What can machine learning reveal about the solid Earth?
Scientists seeking to understand Earth's inner clockwork have deployed armies of sensors listening for signs of slips, rumbles, exhales and other disturbances emanating from the planet's deepest faults to its tallest volcanoes. "We measure the motion of the ground continuously, typically collecting 100 samples per second at hundreds to thousands of instruments," said Stanford geophysicist Gregory Beroza. "It's just a huge flux of data."
Yet scientists' ability to extract meaning from this information has not kept pace.
The solid Earth, the oceans and the atmosphere together form a geosystem in which physical, biological and chemical processes interact on scales ranging from milliseconds to billions of years, and from the size of a single atom to that of an entire planet. "All these things are coupled at some level," explained Beroza, the Wayne Loel Professor in the School of Earth, Energy & Environmental Sciences (Stanford Earth). "We don't understand the individual systems, and we don't understand their relationships with one another."
Now, as Beroza and co-authors outline in a paper published March 21 in the journal Science, machine-learning algorithms trained to explore the structure of ever expanding geologic data streams, build upon observations as they go and make sense of increasingly complex, sprawling simulations are helping scientists answer persistent questions about how the Earth works.
From automation to discovery
"When I started collaborating with geoscientists five years ago, there was interest and curiosity around machine learning and data science," recalled Karianne Bergen, lead author on the paper and a researcher at the Harvard Data Science Initiative who earned her doctorate in computational and mathematical engineering from Stanford. "But the community of researchers using machine learning for geoscience applications was relatively small."

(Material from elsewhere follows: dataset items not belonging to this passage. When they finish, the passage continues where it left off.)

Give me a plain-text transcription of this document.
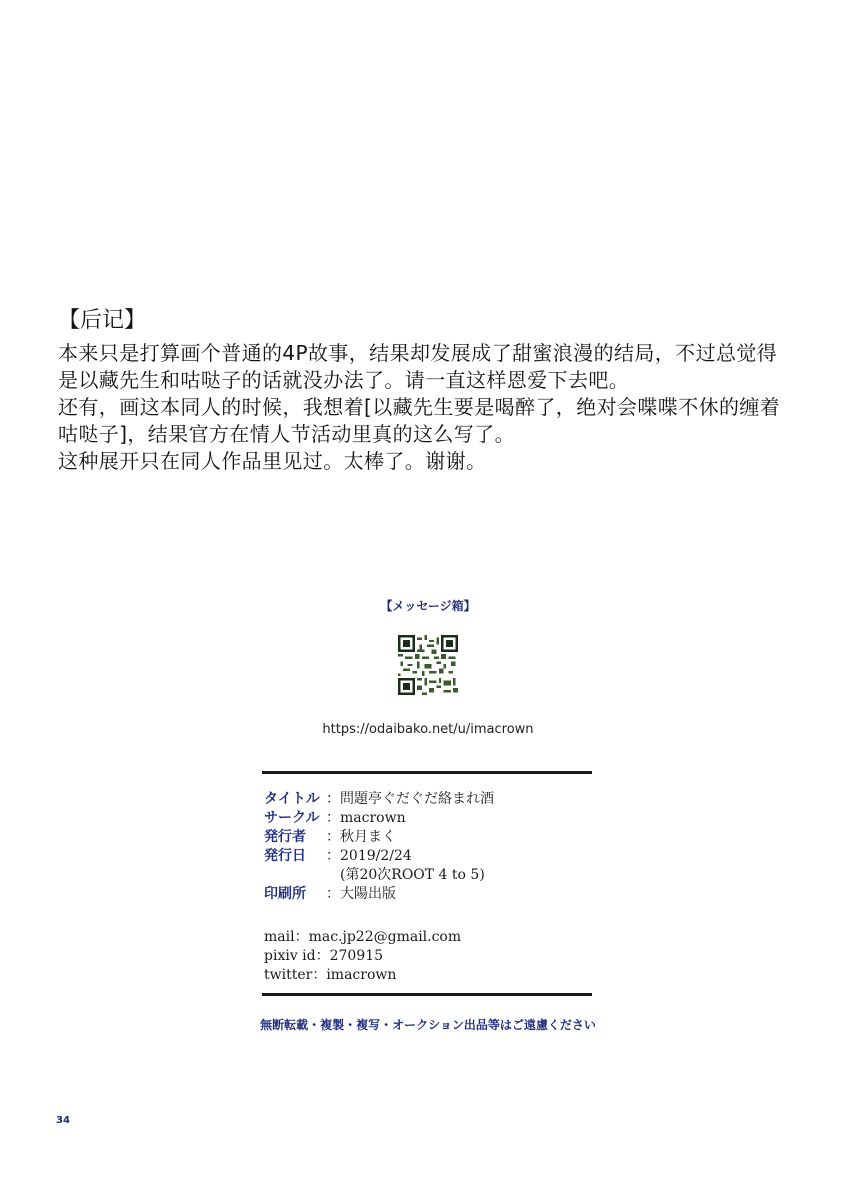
【后记】
本来只是打算画个普通的4P故事，结果却发展成了甜蜜浪漫的结局，不过总觉得
是以藏先生和咕哒子的话就没办法了。请一直这样恩爱下去吧。
还有，画这本同人的时候，我想着[以藏先生要是喝醉了，绝对会喋喋不休的缠着
咕哒子]，结果官方在情人节活动里真的这么写了。
这种展开只在同人作品里见过。太棒了。谢谢。
【メッセージ箱】
https://odaibako.net/u/imacrown
タイトル ： 問題亭ぐだぐだ絡まれ酒
サークル ： macrown
発行者	： 秋月まく
発行日	： 2019/2/24
(第20次ROOT 4 to 5)
印刷所	： 大陽出版
mail：mac.jp22@gmail.com
pixiv id：270915
twitter：imacrown
無断転載・複製・複写・オークション出品等はご遠慮ください
34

That's changing rapidly. The most straightforward applications of machine learning in Earth science automate repetitive tasks like categorizing volcanic ash particles and identifying the spike in a set of seismic wiggles that indicates the start of an earthquake. This type of machine learning is similar to applications in other fields that might train an algorithm to detect cancer in medical images based on a set of examples labeled by a physician. More advanced algorithms unlocking new discoveries in Earth science and beyond can begin to recognize patterns without working from known examples.

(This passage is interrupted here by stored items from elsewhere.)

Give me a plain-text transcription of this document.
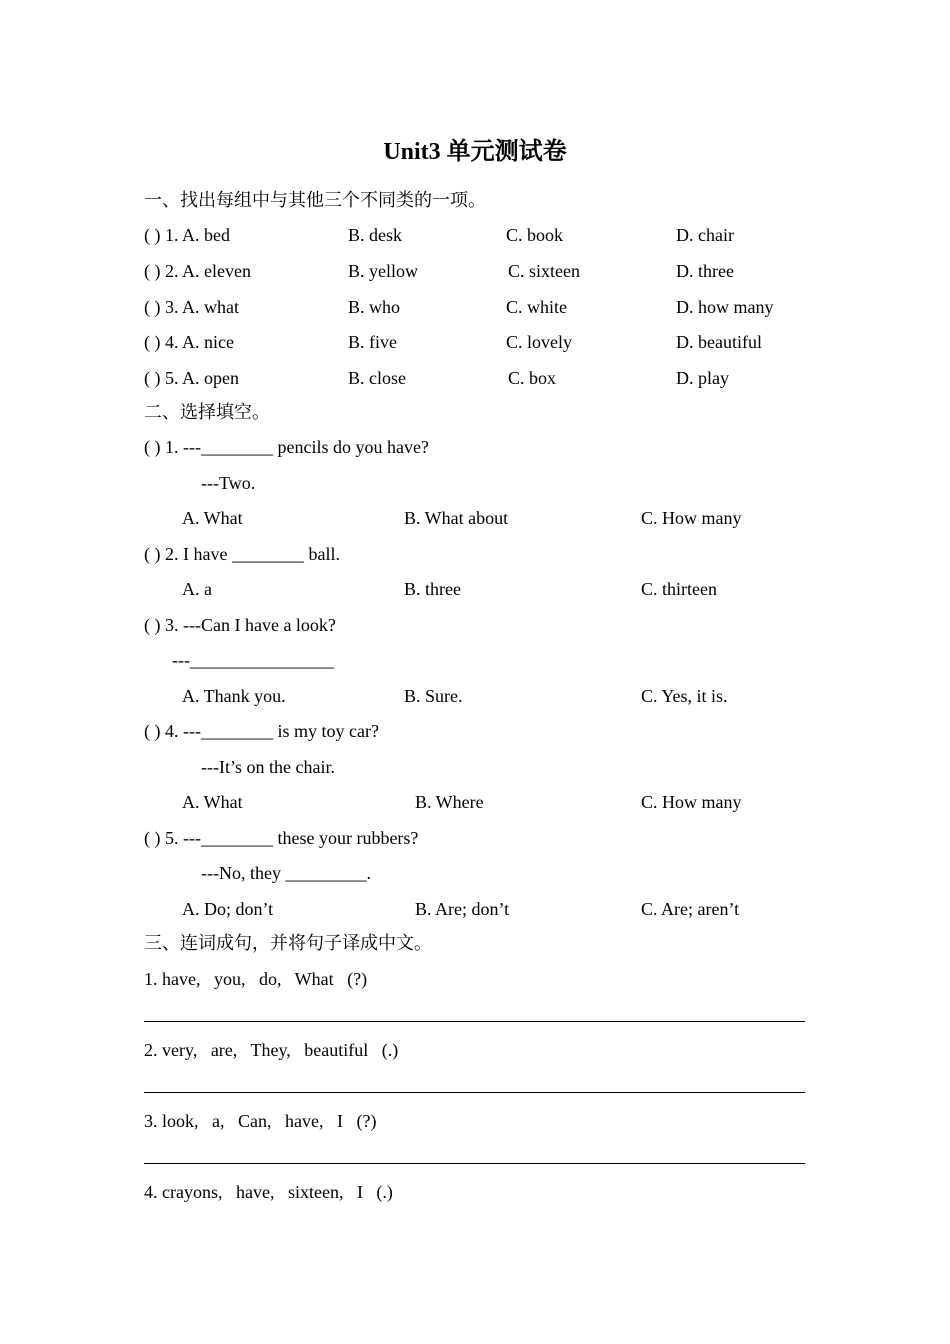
Unit3 单元测试卷
一、找出每组中与其他三个不同类的一项。
( ) 1. A. bed	B. desk	C. book	D. chair
( ) 2. A. eleven	B. yellow	C. sixteen	D. three
( ) 3. A. what	B. who	C. white	D. how many
( ) 4. A. nice	B. five	C. lovely	D. beautiful
( ) 5. A. open	B. close	C. box	D. play
二、选择填空。
( ) 1. ---________ pencils do you have?
---Two.
A. What	B. What about	C. How many
( ) 2. I have ________ ball.
A. a	B. three	C. thirteen
( ) 3. ---Can I have a look?
---________________
A. Thank you.	B. Sure.	C. Yes, it is.
( ) 4. ---________ is my toy car?
---It’s on the chair.
A. What	B. Where	C. How many
( ) 5. ---________ these your rubbers?
---No, they _________.
A. Do; don’t	B. Are; don’t	C. Are; aren’t
三、连词成句，并将句子译成中文。
1. have,   you,   do,   What   (?)
2. very,   are,   They,   beautiful   (.)
3. look,   a,   Can,   have,   I   (?)
4. crayons,   have,   sixteen,   I   (.)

"Suppose we develop an earthquake detector based on known earthquakes. It's going to find earthquakes that look like known earthquakes," Beroza explained. "It would be much more exciting to find earthquakes that don't look like known earthquakes." Beroza and colleagues at Stanford have been able to do just that by using an algorithm that flags any repeating signature in the sets of wiggles picked up by seismographs – the instruments that record shaking from earthquakes – rather than hunting for only the patterns created by earthquakes that scientists have previously catalogued.
Both types of algorithms – those with explicit labeling in the training data and those without – can be structured as deep neural networks, which act like a many-layered system in which the results of some transformation of data in one layer serves as the input for a new computation in the next layer. Among other efforts noted in the paper, these types of networks have allowed geoscientists to quickly compute the speed of seismic waves – a critical calculation for estimating earthquake arrival times – and to distinguish between shaking caused by Earth's natural motion as opposed to explosions.
An imperfect mimic
In addition to spotting overlooked patterns, machine learning can also help to tame overwhelming data sets. Modeling how an earthquake affects the viscous part of the layer in Earth's interior that extends hundreds of miles below the planet's outermost crust, for example, requires an insurmountably large amount of computing power. But machine learning algorithms can find shortcuts, essentially mimicking solutions to more detailed equations with less computing.
"We can get a pretty good approximation to reality, which we'll be able to apply to data sets that are so big or simulations that are so extensive that the most powerful computers available would not be able to process them," Beroza said.
What's more, any shortfalls in the precision of artificial intelligence-based solutions to these equations often pale in significance compared to the influence of scientists' own decisions about how to set up calculations in the first place. "Our largest source of error comes not from our inability to solve the equations," Beroza said. "It comes from knowing what the interior structure of the Earth is really like and the parameters that should go into those equations."
To be sure, machine learning is far from a perfect tool for answering the thorniest questions in Earth science. "The most powerful machine-learning algorithms typically require large labeled data sets, which are not available for many geoscience applications," Bergen said. If scientists train an algorithm on insufficient or improperly labeled data, she warned, it can cause models to reproduce biases that don't necessarily reflect reality.
This type of error can be combated in part through greater transparency and creation of "benchmark" data sets, which the researchers argue can spur competition and allow for apples-to-apples comparisons of algorithm performance. According to Bergen, "Adoption of open science principles, including sharing of data and code, will help to accelerate research and also allow the community to identify and address limitations or weaknesses of proposed approaches."
Human impatience may be harder to keep in check. "What I'm worried about is that people are going to use AI naively," Beroza said. "You could imagine someone training a many-layer, deep neural network to do earthquake prediction – and then not testing the method in a way that properly validates its predictive value."